Notebook criado para executar comandos do Neo4j fora do browser do banco.


In [1]:
from neo4j import GraphDatabase
import pandas as pd
import numpy as np
import os
import glob

In [2]:
class ConnectionNeo4j():

    #Abrindo conexao
    uri = "bolt://localhost:11003" #local BD
    password = "password" #local BD
    user = "neo4j"
    driver = GraphDatabase.driver(uri, auth=(user, password))

    #Fechando conexao
    def close(self):
        self.driver.close()

    #Salvando todos as possível para todas as cidades
    def salvarPathCidades(self, cityName):
        self.driver = GraphDatabase.driver(self.uri, auth=(self.user, self.password))

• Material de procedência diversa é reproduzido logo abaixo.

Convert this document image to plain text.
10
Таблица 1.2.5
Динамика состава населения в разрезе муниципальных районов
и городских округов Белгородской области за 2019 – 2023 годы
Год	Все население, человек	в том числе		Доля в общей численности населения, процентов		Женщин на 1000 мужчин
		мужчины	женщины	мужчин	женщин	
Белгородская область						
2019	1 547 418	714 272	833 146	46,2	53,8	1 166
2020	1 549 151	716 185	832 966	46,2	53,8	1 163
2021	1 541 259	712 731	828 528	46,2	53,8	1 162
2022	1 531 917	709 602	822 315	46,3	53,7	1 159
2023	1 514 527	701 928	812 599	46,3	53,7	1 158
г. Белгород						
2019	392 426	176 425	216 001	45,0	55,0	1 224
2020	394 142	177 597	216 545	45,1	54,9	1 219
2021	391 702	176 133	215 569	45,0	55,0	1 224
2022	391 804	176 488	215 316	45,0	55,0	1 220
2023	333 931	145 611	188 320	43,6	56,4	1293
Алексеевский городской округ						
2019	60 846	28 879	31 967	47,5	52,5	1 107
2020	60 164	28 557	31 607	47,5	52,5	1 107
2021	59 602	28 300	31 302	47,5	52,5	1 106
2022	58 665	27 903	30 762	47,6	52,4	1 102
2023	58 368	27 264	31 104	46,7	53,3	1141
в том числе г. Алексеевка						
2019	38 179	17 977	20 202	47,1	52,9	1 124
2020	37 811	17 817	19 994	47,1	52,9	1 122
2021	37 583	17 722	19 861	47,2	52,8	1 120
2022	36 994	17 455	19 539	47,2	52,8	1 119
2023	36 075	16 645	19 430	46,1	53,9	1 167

        with self.driver.session(database="neo4j") as session:
            result = session.read_transaction(self._pathCidade, cityName)

            return result
        

    #Funcao com a query de busca
    @staticmethod
    def _pathCidade(tx, cityName):
        query = (
            "WITH \"MATCH (source:Cidade {cod_mun:"+cityName+"})"
            " CALL gds.allShortestPaths.dijkstra.stream('grafoFluxo', {"
            "     sourceNode: source,"
            "     relationshipWeightProperty: 'fluxo_geral'})"
            " YIELD index, sourceNode, targetNode, totalCost, nodeIds, costs, path"
            " RETURN"
            "     index as index,"
            "     gds.util.asNode(sourceNode).cod_mun AS cod_mun_origem,"
            "     gds.util.asNode(targetNode).cod_mun AS cod_mun_destino,"
            "     totalCost as totalCost,"
            "     [nodeId IN nodeIds | gds.util.asNode(nodeId).cod_mun] AS cod_nos,"
            "     costs as costs\" AS query"
            f" CALL apoc.export.csv.query(query, \"cidades/{cityName}.csv\""+", {})"
            " YIELD file, source, format, nodes, relationships, properties, time, rows, batchSize, batches, done, data"
            " RETURN file, source, format, nodes, relationships, properties, time, rows, batchSize, batches, done, data;"
        )
        
        result = tx.run(query)
        return result.values("file")



In [None]:
dfCidades = pd.read_csv("dados_final/2_dados_sem_enriquecimento/arr_mun.csv")
listCodCidade = dfCidades.cod_cidade.to_list()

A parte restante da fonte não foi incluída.